La bête jubile. Elle est dans la place. Elle l’entoure et elle est en elle. Aucune issue n’est possible. Elle lui appartient. Elle explore les moindre recoin de cette personne si insignifiante, veillant à ne laisser aucune place libre, aucun espoir de renversement, aucune personnalité propre. Oui, la chose aime se sentir couler le long de ce rouge liquide si plein de vie en temps habituel et charriant l’instrument de torture de ce corps en cet instant, malgré lui. Elle est dans la place, elle fête ça dignement, envoie des filaments de terreur et des petits vaisseaux diffuseurs de fatigue et de cauchemars. L’on pourrait voir son sourire aux dents acérées si elle avait eut une anatomie s’y prêtant… ou une anatomie tout court.
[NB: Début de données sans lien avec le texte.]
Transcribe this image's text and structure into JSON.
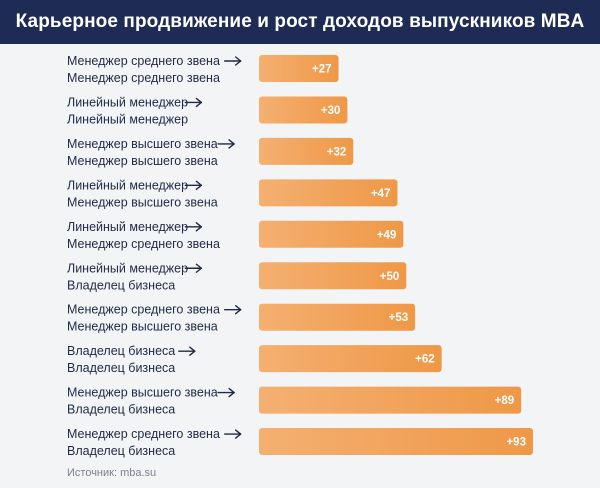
{
  "title": "Карьерное продвижение и рост доходов выпускников MBA",
  "source": "Источник: mba.su",
  "colors": {
    "header": "#1e2c55",
    "bar_start": "#f4b071",
    "bar_end": "#ef9847",
    "background": "#f3f4f6",
    "arrow": "#1f2a44"
  },
  "chart_data": {
    "type": "bar",
    "orientation": "horizontal",
    "title": "Карьерное продвижение и рост доходов выпускников MBA",
    "xlabel": "",
    "ylabel": "",
    "xlim": [
      0,
      100
    ],
    "categories": [
      {
        "from": "Менеджер среднего звена",
        "to": "Менеджер среднего звена"
      },
      {
        "from": "Линейный менеджер",
        "to": "Линейный менеджер"
      },
      {
        "from": "Менеджер высшего звена",
        "to": "Менеджер высшего звена"
      },
      {
        "from": "Линейный менеджер",
        "to": "Менеджер высшего звена"
      },
      {
        "from": "Линейный менеджер",
        "to": "Менеджер среднего звена"
      },
      {
        "from": "Линейный менеджер",
        "to": "Владелец бизнеса"
      },
      {
        "from": "Менеджер среднего звена",
        "to": "Менеджер высшего звена"
      },
      {
        "from": "Владелец бизнеса",
        "to": "Владелец бизнеса"
      },
      {
        "from": "Менеджер высшего звена",
        "to": "Владелец бизнеса"
      },
      {
        "from": "Менеджер среднего звена",
        "to": "Владелец бизнеса"
      }
    ],
    "values": [
      27,
      30,
      32,
      47,
      49,
      50,
      53,
      62,
      89,
      93
    ],
    "value_labels": [
      "+27",
      "+30",
      "+32",
      "+47",
      "+49",
      "+50",
      "+53",
      "+62",
      "+89",
      "+93"
    ],
    "arrow_icon": "arrow-right-icon"
  }
}
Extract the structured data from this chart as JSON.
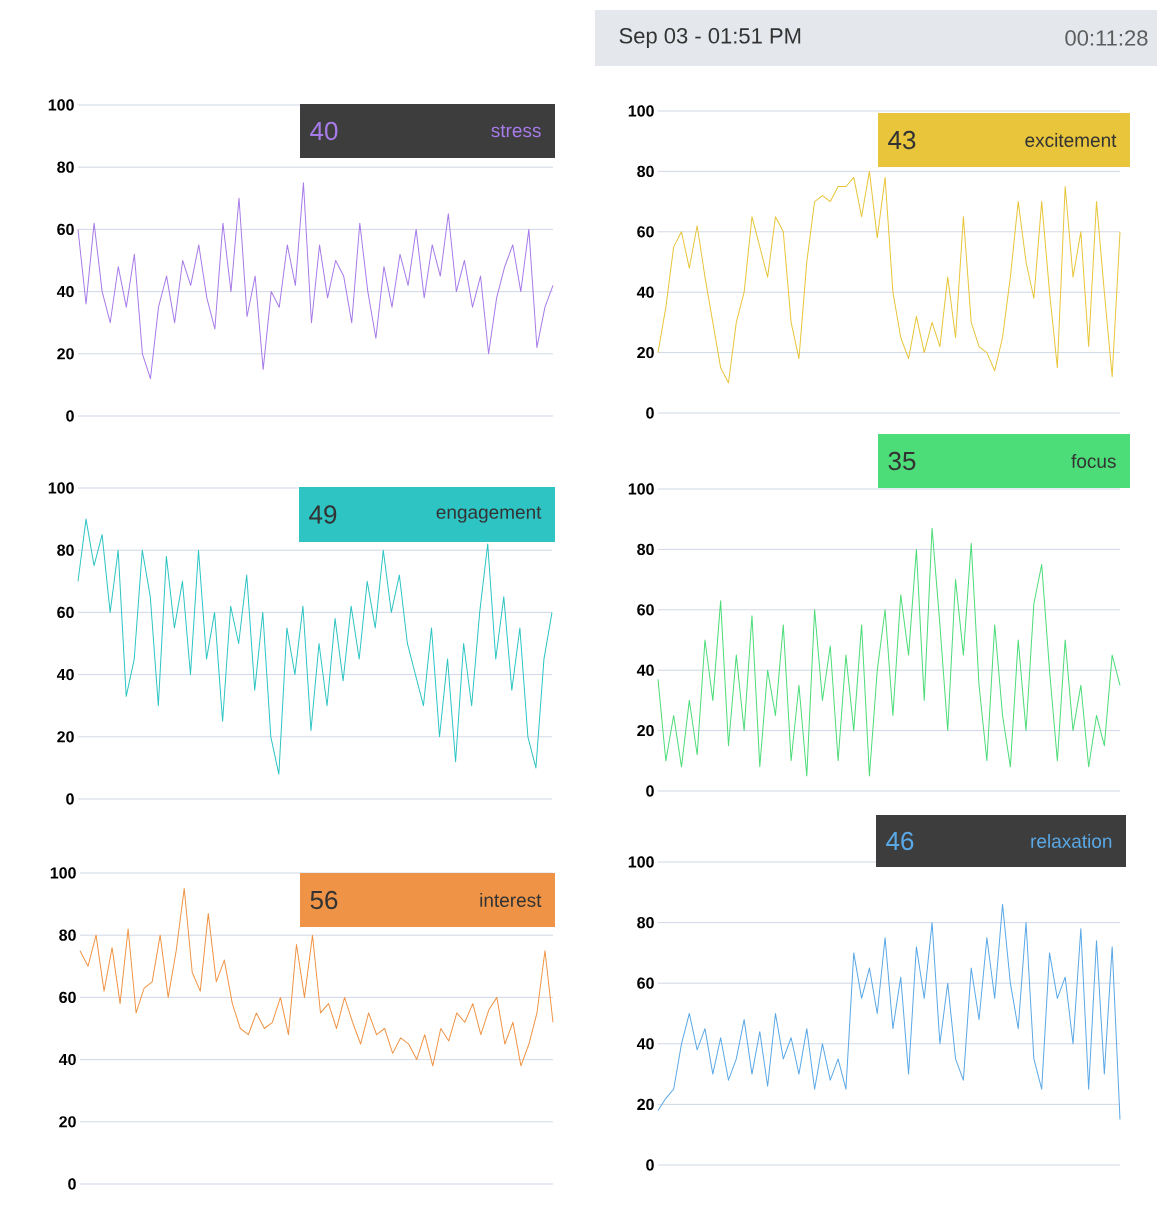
{
  "chart_data": [
    {
      "type": "other",
      "annotations": [
        "Sep 03 - 01:51 PM",
        "00:11:28"
      ]
    },
    {
      "type": "line",
      "title": "stress",
      "annotations": [
        "40"
      ],
      "ylim": [
        0,
        100
      ],
      "yticks": [
        0,
        20,
        40,
        60,
        80,
        100
      ],
      "grid": "y",
      "tick_labels": "y",
      "categories": [
        null,
        null,
        null,
        null,
        null,
        null,
        null,
        null,
        null,
        null,
        null,
        null,
        null,
        null,
        null,
        null,
        null,
        null,
        null,
        null,
        null,
        null,
        null,
        null,
        null,
        null,
        null,
        null,
        null,
        null,
        null,
        null,
        null,
        null,
        null,
        null,
        null,
        null,
        null,
        null,
        null,
        null,
        null,
        null,
        null,
        null,
        null,
        null,
        null,
        null,
        null,
        null,
        null,
        null,
        null,
        null,
        null,
        null,
        null,
        null
      ],
      "series": [
        {
          "color": "#a77be8",
          "values": [
            60,
            36,
            62,
            40,
            30,
            48,
            35,
            52,
            20,
            12,
            35,
            45,
            30,
            50,
            42,
            55,
            38,
            28,
            62,
            40,
            70,
            32,
            45,
            15,
            40,
            35,
            55,
            42,
            75,
            30,
            55,
            38,
            50,
            45,
            30,
            62,
            40,
            25,
            48,
            35,
            52,
            42,
            60,
            38,
            55,
            45,
            65,
            40,
            50,
            35,
            45,
            20,
            38,
            48,
            55,
            40,
            60,
            22,
            35,
            42
          ]
        }
      ]
    },
    {
      "type": "line",
      "title": "excitement",
      "annotations": [
        "43"
      ],
      "ylim": [
        0,
        100
      ],
      "yticks": [
        0,
        20,
        40,
        60,
        80,
        100
      ],
      "grid": "y",
      "tick_labels": "y",
      "categories": [
        null,
        null,
        null,
        null,
        null,
        null,
        null,
        null,
        null,
        null,
        null,
        null,
        null,
        null,
        null,
        null,
        null,
        null,
        null,
        null,
        null,
        null,
        null,
        null,
        null,
        null,
        null,
        null,
        null,
        null,
        null,
        null,
        null,
        null,
        null,
        null,
        null,
        null,
        null,
        null,
        null,
        null,
        null,
        null,
        null,
        null,
        null,
        null,
        null,
        null,
        null,
        null,
        null,
        null,
        null,
        null,
        null,
        null,
        null,
        null
      ],
      "series": [
        {
          "color": "#e8c53a",
          "values": [
            20,
            35,
            55,
            60,
            48,
            62,
            45,
            30,
            15,
            10,
            30,
            40,
            65,
            55,
            45,
            65,
            60,
            30,
            18,
            50,
            70,
            72,
            70,
            75,
            75,
            78,
            65,
            80,
            58,
            78,
            40,
            25,
            18,
            32,
            20,
            30,
            22,
            45,
            25,
            65,
            30,
            22,
            20,
            14,
            25,
            45,
            70,
            50,
            38,
            70,
            40,
            15,
            75,
            45,
            60,
            22,
            70,
            40,
            12,
            60
          ]
        }
      ]
    },
    {
      "type": "line",
      "title": "engagement",
      "annotations": [
        "49"
      ],
      "ylim": [
        0,
        100
      ],
      "yticks": [
        0,
        20,
        40,
        60,
        80,
        100
      ],
      "grid": "y",
      "tick_labels": "y",
      "categories": [
        null,
        null,
        null,
        null,
        null,
        null,
        null,
        null,
        null,
        null,
        null,
        null,
        null,
        null,
        null,
        null,
        null,
        null,
        null,
        null,
        null,
        null,
        null,
        null,
        null,
        null,
        null,
        null,
        null,
        null,
        null,
        null,
        null,
        null,
        null,
        null,
        null,
        null,
        null,
        null,
        null,
        null,
        null,
        null,
        null,
        null,
        null,
        null,
        null,
        null,
        null,
        null,
        null,
        null,
        null,
        null,
        null,
        null,
        null,
        null
      ],
      "series": [
        {
          "color": "#2ec4c4",
          "values": [
            70,
            90,
            75,
            85,
            60,
            80,
            33,
            45,
            80,
            65,
            30,
            78,
            55,
            70,
            40,
            80,
            45,
            60,
            25,
            62,
            50,
            72,
            35,
            60,
            20,
            8,
            55,
            40,
            62,
            22,
            50,
            30,
            58,
            38,
            62,
            45,
            70,
            55,
            80,
            60,
            72,
            50,
            40,
            30,
            55,
            20,
            45,
            12,
            50,
            30,
            60,
            82,
            45,
            65,
            35,
            55,
            20,
            10,
            45,
            60
          ]
        }
      ]
    },
    {
      "type": "line",
      "title": "focus",
      "annotations": [
        "35"
      ],
      "ylim": [
        0,
        100
      ],
      "yticks": [
        0,
        20,
        40,
        60,
        80,
        100
      ],
      "grid": "y",
      "tick_labels": "y",
      "categories": [
        null,
        null,
        null,
        null,
        null,
        null,
        null,
        null,
        null,
        null,
        null,
        null,
        null,
        null,
        null,
        null,
        null,
        null,
        null,
        null,
        null,
        null,
        null,
        null,
        null,
        null,
        null,
        null,
        null,
        null,
        null,
        null,
        null,
        null,
        null,
        null,
        null,
        null,
        null,
        null,
        null,
        null,
        null,
        null,
        null,
        null,
        null,
        null,
        null,
        null,
        null,
        null,
        null,
        null,
        null,
        null,
        null,
        null,
        null,
        null
      ],
      "series": [
        {
          "color": "#4cdc78",
          "values": [
            37,
            10,
            25,
            8,
            30,
            12,
            50,
            30,
            63,
            15,
            45,
            20,
            58,
            8,
            40,
            25,
            55,
            10,
            35,
            5,
            60,
            30,
            48,
            10,
            45,
            20,
            55,
            5,
            40,
            60,
            25,
            65,
            45,
            80,
            30,
            87,
            55,
            20,
            70,
            45,
            82,
            35,
            10,
            55,
            25,
            8,
            50,
            20,
            62,
            75,
            40,
            10,
            50,
            20,
            35,
            8,
            25,
            15,
            45,
            35
          ]
        }
      ]
    },
    {
      "type": "line",
      "title": "interest",
      "annotations": [
        "56"
      ],
      "ylim": [
        0,
        100
      ],
      "yticks": [
        0,
        20,
        40,
        60,
        80,
        100
      ],
      "grid": "y",
      "tick_labels": "y",
      "categories": [
        null,
        null,
        null,
        null,
        null,
        null,
        null,
        null,
        null,
        null,
        null,
        null,
        null,
        null,
        null,
        null,
        null,
        null,
        null,
        null,
        null,
        null,
        null,
        null,
        null,
        null,
        null,
        null,
        null,
        null,
        null,
        null,
        null,
        null,
        null,
        null,
        null,
        null,
        null,
        null,
        null,
        null,
        null,
        null,
        null,
        null,
        null,
        null,
        null,
        null,
        null,
        null,
        null,
        null,
        null,
        null,
        null,
        null,
        null,
        null
      ],
      "series": [
        {
          "color": "#ef9446",
          "values": [
            75,
            70,
            80,
            62,
            76,
            58,
            82,
            55,
            63,
            65,
            80,
            60,
            75,
            95,
            68,
            62,
            87,
            65,
            72,
            58,
            50,
            48,
            55,
            50,
            52,
            60,
            48,
            77,
            60,
            80,
            55,
            58,
            50,
            60,
            52,
            45,
            55,
            48,
            50,
            42,
            47,
            45,
            40,
            48,
            38,
            50,
            46,
            55,
            52,
            58,
            48,
            56,
            60,
            45,
            52,
            38,
            45,
            55,
            75,
            52
          ]
        }
      ]
    },
    {
      "type": "line",
      "title": "relaxation",
      "annotations": [
        "46"
      ],
      "ylim": [
        0,
        100
      ],
      "yticks": [
        0,
        20,
        40,
        60,
        80,
        100
      ],
      "grid": "y",
      "tick_labels": "y",
      "categories": [
        null,
        null,
        null,
        null,
        null,
        null,
        null,
        null,
        null,
        null,
        null,
        null,
        null,
        null,
        null,
        null,
        null,
        null,
        null,
        null,
        null,
        null,
        null,
        null,
        null,
        null,
        null,
        null,
        null,
        null,
        null,
        null,
        null,
        null,
        null,
        null,
        null,
        null,
        null,
        null,
        null,
        null,
        null,
        null,
        null,
        null,
        null,
        null,
        null,
        null,
        null,
        null,
        null,
        null,
        null,
        null,
        null,
        null,
        null,
        null
      ],
      "series": [
        {
          "color": "#5aa8e6",
          "values": [
            18,
            22,
            25,
            40,
            50,
            38,
            45,
            30,
            42,
            28,
            35,
            48,
            30,
            44,
            26,
            50,
            35,
            42,
            30,
            45,
            25,
            40,
            28,
            35,
            25,
            70,
            55,
            65,
            50,
            75,
            45,
            62,
            30,
            72,
            55,
            80,
            40,
            60,
            35,
            28,
            65,
            48,
            75,
            55,
            86,
            60,
            45,
            80,
            35,
            25,
            70,
            55,
            62,
            40,
            78,
            25,
            74,
            30,
            72,
            15
          ]
        }
      ]
    }
  ]
}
Les larmes lui viennent aux yeux. Elle est tellement impuissante ! Elle ne peut rien faire, c’est trop dur, c’est trop inattendu, c’est trop fort ! Comment lutter contre une telle chose ? Contre ce qu’on ne voit pas, contre ce qui est aussi malveillant ? Ce sont des flots qui s’échappent alors que toutes ces questions tourbillonnent dans sa tête. Elle est parcourue de tremblements, ses mains d’ordinaire si adroites ne répondent plus, ne savent plus agripper la chaise devant elle, ne lui appartiennent plus. Elle n’essaye même pas de se relever, elle sait que ses jambes flageolantes ne la porteront pas. Et pour aller où de toute façon ? Elle est seule ici.
A cette pensée l’étau autour de son cœur se resserre.
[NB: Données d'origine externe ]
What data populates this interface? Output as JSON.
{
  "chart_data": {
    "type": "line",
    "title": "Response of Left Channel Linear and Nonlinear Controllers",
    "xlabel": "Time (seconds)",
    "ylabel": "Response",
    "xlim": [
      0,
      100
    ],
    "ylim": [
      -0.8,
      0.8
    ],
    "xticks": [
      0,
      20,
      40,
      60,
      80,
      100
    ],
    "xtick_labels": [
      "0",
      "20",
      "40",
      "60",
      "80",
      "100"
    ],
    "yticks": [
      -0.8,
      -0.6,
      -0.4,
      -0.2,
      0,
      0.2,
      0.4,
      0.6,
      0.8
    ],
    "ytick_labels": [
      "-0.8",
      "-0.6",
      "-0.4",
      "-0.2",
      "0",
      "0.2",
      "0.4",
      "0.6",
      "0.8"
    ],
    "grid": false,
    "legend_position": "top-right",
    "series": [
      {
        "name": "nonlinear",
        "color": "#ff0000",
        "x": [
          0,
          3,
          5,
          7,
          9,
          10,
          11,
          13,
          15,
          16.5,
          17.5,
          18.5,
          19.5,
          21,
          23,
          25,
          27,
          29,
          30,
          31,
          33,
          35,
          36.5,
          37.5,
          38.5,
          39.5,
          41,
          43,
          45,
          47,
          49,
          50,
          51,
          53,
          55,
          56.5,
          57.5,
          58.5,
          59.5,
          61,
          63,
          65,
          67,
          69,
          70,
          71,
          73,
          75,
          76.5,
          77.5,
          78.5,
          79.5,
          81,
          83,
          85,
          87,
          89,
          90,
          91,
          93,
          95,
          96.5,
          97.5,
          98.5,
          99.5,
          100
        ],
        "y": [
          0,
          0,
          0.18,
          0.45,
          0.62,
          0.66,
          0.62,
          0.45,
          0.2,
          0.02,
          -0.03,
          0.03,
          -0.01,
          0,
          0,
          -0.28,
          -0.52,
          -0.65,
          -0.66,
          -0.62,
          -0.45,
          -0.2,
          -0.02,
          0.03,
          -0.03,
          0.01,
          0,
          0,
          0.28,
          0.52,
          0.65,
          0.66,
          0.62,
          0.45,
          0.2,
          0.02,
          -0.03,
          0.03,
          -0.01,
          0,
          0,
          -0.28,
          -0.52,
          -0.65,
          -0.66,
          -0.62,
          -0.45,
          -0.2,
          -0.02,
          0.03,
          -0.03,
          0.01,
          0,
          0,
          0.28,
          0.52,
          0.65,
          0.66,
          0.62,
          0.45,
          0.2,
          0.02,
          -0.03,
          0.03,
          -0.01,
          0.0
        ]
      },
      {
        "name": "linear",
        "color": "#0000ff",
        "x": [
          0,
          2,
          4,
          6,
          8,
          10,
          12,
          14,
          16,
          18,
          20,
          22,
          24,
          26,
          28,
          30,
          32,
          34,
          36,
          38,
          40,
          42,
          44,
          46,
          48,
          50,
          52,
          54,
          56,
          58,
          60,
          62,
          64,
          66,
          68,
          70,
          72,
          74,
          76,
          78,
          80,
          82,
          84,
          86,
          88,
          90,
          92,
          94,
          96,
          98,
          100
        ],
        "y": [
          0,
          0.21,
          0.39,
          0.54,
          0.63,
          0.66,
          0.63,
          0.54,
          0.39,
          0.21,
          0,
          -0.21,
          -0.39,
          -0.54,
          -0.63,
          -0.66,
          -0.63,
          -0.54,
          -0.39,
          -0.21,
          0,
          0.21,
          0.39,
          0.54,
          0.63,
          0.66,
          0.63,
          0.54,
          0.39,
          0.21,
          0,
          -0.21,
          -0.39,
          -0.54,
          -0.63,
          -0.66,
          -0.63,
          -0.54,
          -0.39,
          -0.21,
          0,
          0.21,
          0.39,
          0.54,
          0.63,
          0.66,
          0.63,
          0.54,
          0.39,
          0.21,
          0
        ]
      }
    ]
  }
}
A l’intérieur, la chose prépare un festin. Depuis quelques minutes elle prend un malin plaisir à ronger le cœur de sa proie pour n’y laisser à la place qu’un tissu obscur et mort. Ses éclaireurs, qu’elle a engendré spontanément, se repaissent des neurotransmetteurs censés donner un peu de courage et de volonté de lutter à leur hôte. Sous l’effet de la puissance du stress, c’est un vrai festival qui se donne dans les synapses, épuisant les cellules déjà bien sollicitées de la créature sans défense infectée. Manger, mes petits ! Rongez mes agneaux ! Envahissez, lacérez, ne laissez rien ! Tel est le discours silencieux qui se déroule sous la poitrine aux mouvements affolés.

Elle sent que ça ne s’arrête pas, que ça gagne sur son corps et sa volonté. Ca ne peut pas être plus fort qu’elle ! Les petites bêtes ne mangent pas les grosses, lui a-t-on toujours dit. Et pour l’envahir par l’intérieur, c’est bien qu’elle est plus petite la bête ! C’est tout en se persuadant de sa potentielle supériorité sur la chose en elle qu’elle saisit le téléphone. A l’autre bout du combiné, à des kilomètres de là dans la nuit, une voix familière répond.